Quantification of ASL Perfusion MRI in MCI Patients Using Single-Post Labeling Delay Model-Fitting Approach
Abstract
Purpose: Neuroimaging techniques hold many promises to detect Alzheimer Disease (AD) at early stages before clinical symptoms fully develop, suggesting decreased regional Cerebral Blood Flow (CBF). Perfusion deficiencies are present from very early clinical phases of AD, i.e. Mild Cognitive Impairment (MCI) and persist well into the latest stages, demonstrating a pattern of increased hypo-perfusion with the disease development. Accurate quantification such as quantification model and noise reduction method is necessary to achievement of good results in insufficient Post Labeling Delay (PLD) time.

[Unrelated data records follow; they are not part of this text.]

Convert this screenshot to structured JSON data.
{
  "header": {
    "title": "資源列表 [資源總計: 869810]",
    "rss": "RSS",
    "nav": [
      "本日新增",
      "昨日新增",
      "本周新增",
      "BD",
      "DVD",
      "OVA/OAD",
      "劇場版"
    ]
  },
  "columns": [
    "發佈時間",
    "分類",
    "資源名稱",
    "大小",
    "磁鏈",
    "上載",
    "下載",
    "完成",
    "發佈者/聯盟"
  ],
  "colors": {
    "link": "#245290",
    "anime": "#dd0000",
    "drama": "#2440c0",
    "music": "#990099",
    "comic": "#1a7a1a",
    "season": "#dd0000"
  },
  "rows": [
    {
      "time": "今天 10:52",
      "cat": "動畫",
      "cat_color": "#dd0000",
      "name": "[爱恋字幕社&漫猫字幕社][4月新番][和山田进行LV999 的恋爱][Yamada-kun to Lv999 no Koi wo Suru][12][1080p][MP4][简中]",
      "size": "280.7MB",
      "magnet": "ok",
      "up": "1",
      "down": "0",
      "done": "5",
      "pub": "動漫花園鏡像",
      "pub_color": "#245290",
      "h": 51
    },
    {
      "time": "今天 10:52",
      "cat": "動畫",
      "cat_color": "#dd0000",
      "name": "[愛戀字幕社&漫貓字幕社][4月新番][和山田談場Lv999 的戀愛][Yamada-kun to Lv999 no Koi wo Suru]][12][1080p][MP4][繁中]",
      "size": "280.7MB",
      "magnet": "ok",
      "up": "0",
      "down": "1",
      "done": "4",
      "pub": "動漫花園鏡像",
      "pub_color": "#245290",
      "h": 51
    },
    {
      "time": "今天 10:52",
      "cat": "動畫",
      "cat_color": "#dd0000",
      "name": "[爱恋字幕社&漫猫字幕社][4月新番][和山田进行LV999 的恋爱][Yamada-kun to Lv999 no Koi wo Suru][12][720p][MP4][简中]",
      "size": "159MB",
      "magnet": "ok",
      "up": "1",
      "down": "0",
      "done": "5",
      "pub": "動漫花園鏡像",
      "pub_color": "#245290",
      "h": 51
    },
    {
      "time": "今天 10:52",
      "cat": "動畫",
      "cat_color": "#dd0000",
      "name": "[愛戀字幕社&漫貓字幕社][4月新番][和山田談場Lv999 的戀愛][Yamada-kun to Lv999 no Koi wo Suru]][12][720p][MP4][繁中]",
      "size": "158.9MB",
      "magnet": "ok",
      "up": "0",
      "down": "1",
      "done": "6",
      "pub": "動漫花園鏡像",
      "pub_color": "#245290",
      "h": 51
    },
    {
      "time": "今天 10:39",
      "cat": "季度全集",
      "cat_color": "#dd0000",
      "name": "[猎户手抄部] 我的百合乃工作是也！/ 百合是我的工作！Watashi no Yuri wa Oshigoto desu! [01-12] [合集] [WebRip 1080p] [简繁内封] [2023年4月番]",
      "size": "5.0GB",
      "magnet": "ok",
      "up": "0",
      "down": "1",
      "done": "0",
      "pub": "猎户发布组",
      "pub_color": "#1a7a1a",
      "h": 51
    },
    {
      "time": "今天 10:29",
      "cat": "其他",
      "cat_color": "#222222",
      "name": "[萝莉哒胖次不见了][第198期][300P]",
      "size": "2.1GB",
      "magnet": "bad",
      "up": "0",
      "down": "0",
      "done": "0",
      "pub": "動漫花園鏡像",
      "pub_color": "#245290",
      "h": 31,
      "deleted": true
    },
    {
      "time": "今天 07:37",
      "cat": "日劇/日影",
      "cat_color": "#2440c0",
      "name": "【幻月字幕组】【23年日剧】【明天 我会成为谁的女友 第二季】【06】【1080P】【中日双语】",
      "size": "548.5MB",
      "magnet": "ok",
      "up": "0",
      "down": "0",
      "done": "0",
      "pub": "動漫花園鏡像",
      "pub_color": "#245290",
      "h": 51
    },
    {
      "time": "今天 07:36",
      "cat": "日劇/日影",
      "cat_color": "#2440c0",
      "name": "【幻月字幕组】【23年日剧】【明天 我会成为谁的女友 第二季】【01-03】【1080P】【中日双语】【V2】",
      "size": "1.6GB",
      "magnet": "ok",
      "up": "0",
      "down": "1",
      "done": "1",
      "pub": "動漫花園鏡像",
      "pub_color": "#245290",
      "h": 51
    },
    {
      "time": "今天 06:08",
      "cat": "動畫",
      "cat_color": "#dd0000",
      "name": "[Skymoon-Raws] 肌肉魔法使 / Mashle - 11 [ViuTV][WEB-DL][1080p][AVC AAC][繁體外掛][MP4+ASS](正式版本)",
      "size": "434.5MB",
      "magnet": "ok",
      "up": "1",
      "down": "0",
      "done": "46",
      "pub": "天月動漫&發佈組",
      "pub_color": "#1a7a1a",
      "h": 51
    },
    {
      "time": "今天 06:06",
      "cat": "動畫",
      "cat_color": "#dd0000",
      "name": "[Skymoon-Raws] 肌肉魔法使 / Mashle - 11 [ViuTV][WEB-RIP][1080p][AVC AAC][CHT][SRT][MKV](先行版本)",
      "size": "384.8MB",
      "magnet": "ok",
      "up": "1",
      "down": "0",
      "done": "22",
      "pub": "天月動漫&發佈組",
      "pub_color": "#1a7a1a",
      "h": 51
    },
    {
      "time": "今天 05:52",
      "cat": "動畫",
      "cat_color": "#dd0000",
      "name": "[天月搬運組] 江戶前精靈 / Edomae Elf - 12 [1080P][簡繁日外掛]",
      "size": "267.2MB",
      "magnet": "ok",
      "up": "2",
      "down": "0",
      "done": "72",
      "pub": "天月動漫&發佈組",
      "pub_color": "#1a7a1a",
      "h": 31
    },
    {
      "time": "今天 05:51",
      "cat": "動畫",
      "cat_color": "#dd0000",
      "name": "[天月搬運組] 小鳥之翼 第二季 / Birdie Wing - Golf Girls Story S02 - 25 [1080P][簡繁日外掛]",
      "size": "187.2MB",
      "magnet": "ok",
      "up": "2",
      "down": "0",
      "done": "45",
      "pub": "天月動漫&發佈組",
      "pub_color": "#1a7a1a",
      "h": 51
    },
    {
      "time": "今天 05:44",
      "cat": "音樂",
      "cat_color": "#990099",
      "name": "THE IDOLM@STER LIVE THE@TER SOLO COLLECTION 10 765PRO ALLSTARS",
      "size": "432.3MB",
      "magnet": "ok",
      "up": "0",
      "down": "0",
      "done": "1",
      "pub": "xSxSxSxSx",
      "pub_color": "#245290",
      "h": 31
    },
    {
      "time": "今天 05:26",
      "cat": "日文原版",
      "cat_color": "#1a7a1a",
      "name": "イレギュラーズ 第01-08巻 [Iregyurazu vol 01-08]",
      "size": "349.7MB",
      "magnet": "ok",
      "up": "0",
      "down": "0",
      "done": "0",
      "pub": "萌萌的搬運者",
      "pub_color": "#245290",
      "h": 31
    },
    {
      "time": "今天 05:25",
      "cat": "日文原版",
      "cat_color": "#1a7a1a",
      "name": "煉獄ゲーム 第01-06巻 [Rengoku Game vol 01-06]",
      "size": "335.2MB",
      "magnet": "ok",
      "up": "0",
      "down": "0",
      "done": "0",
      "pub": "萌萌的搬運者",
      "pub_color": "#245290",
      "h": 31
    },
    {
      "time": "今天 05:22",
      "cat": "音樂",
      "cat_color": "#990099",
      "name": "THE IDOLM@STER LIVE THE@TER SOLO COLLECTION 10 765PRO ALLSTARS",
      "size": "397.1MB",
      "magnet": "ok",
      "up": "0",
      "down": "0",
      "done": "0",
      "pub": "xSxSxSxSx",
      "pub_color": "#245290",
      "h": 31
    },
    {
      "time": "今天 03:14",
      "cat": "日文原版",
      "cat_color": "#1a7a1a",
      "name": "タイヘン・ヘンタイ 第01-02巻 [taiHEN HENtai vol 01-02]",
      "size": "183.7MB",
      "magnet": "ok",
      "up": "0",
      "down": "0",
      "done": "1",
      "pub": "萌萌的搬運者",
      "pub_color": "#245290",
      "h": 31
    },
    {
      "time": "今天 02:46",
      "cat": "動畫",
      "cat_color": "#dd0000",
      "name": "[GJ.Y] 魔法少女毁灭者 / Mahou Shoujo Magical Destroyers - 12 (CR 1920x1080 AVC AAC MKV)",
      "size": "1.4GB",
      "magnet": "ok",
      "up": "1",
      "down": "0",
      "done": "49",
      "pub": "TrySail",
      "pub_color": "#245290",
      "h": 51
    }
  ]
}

Materials and Methods: Arterial Spin Labeling (ASL) is a non-invasive MRI technique to extract brain regional CBF, which in recent years gained wide acceptance for its value in clinical and neuroscience applications. In the present work, 44 participants in 2 groups were imaged (normal control and MCI) using single-Post Label Delay (single-PLD) model-fitting ASL Perfusion at 1.5T. Images were de-noised with Independent Component Analysis (ICA) algorithm and then preprocessing such as motion correction, distortion correction, normalization, and tissue segmentation analyzed with SPM12. Calibration image that needed to calculate absolute perfusion was estimated from the data by fitting a curve to the control images in the dataset. Absolute CBF values were finally extracted from the kinetic model quantification.
Results: Perfusion decreases in the right precuneus (28%), right inferior partial cortex (22%) and right middle frontal cortex (20%) cortex in MCI subjects.
Conclusion: According to the results, ASL-MRI is able to calculate perfusion changes associated with MCI.